Lord, Lord, if I had to buy it, maybe I am too poor.  If I had to be educated to attain it, maybe I am not learned.  If I had to do some great work, some great feat, maybe I am too weak.  But when Jesus says, “Just to look and live” [John 3:14-15], wash and see [John 9:7], eat and possess eternal life!  [John 6:48-51]. Stand up and walk, man! [John 5:8]. That includes all of us, doesn’t it?  It includes a little child such as I was when I came to Jesus.  It includes any one of us, however we are.  That’s why the author wrote “. . . so great salvation” [Hebrews 2:3].  Lord, Lord, how marvelous have You done this gracious, merciful, loving thing for us.

Now may we stand together?  Our Lord, when we read this Holy Book, and see Thy face more clearly than if You stood in the flesh before us, how our hearts are moved in gratitude for what Jesus has done for us: “So great salvation” [Hebrews 2:3]; coming into this world to live our lives [Hebrews 4:14-16]; dying on the cross to pay the penalty of our sins [Matthew 27:32-50; 1 Corinthians 15:3]; resurrected by the Holy Spirit [Romans 1:4], and in heaven to wait for us, to intercede for us [Romans 8:34; Hebrews 7:25], to see to it that we make it, that we don’t fall by the way.  O Lord, the riches and the glory poured into our lives by Jesus Soter, Jesus Savior [John 3:16; 1 John 2:2, 4:14].
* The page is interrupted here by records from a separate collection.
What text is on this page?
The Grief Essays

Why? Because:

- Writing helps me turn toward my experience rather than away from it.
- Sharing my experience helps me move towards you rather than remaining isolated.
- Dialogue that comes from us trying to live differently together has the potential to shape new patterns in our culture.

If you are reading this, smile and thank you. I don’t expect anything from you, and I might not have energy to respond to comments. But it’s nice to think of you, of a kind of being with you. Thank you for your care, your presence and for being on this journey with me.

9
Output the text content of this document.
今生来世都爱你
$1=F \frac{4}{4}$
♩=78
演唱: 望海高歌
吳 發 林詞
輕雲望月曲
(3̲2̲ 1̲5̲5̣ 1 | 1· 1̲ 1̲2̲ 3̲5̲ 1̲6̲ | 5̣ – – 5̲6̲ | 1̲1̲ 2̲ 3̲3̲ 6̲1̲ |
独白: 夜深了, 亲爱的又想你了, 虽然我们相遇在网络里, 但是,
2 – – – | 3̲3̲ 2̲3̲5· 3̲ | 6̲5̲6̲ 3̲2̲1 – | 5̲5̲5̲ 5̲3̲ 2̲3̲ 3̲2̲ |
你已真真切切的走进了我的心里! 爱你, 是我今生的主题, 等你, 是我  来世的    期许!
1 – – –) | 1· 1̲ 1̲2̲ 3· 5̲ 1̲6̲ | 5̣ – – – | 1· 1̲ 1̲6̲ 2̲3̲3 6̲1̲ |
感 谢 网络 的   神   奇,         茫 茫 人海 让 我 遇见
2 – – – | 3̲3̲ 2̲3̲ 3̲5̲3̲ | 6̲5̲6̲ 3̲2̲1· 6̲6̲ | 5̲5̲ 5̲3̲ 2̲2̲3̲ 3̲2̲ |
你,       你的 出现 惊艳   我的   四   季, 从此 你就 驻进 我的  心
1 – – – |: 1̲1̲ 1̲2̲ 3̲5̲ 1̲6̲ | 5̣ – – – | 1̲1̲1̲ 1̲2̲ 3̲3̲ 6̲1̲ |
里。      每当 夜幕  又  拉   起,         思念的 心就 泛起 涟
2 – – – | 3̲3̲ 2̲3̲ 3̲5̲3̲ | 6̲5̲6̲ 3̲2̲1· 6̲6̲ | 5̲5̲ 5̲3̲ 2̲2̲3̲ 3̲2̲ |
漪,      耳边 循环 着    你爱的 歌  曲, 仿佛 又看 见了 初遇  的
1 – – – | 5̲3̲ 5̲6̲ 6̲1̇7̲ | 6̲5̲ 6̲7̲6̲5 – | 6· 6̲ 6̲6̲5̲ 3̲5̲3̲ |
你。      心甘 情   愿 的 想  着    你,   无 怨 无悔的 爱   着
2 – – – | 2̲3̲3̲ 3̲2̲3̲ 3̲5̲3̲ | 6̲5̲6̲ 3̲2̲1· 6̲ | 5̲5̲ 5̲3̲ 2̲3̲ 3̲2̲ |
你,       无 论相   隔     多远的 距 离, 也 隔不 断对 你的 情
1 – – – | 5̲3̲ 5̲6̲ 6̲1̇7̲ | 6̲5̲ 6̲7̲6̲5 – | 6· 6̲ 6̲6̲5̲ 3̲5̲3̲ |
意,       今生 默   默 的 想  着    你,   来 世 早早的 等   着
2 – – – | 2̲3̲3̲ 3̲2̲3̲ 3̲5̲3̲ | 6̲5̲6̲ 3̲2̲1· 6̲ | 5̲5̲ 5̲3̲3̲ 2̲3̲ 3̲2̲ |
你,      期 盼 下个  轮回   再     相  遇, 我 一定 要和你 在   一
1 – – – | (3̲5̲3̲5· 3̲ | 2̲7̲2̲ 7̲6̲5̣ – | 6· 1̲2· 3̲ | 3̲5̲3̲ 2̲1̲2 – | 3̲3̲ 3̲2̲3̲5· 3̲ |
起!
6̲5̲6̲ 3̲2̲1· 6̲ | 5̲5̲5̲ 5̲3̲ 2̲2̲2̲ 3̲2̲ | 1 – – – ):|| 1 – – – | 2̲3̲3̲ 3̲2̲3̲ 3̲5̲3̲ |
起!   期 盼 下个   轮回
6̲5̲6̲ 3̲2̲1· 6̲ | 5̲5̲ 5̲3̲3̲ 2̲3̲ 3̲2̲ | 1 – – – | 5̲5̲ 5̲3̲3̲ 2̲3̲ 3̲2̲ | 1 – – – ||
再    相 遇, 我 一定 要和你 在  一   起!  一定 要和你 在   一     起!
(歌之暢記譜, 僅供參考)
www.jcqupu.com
And in this moment when our people pray and wait for you, a family: “We’ve decided for God and we’re on the way.”  A couple you: “God has spoken to us and we’re coming.”  A one somebody you: “Pastor, this is God’s day and God’s moment for me, and I’m coming” [Matthew 11:28].  In the balcony round, down one of those stairways; in the throng on this lower floor, down one of these aisles: “Pastor, I am answering with my life.”  Make that decision in your heart [Romans 10:9-10, 13], and in a moment when we sing, God bless you as you come.  And thank Thee, Lord, for the sweet harvest You give us, and in the blessed example of those who come now, may others be encouraged to respond.  In Thy saving name, O blessed, blessed Jesus, amen.  Welcome, while we sing.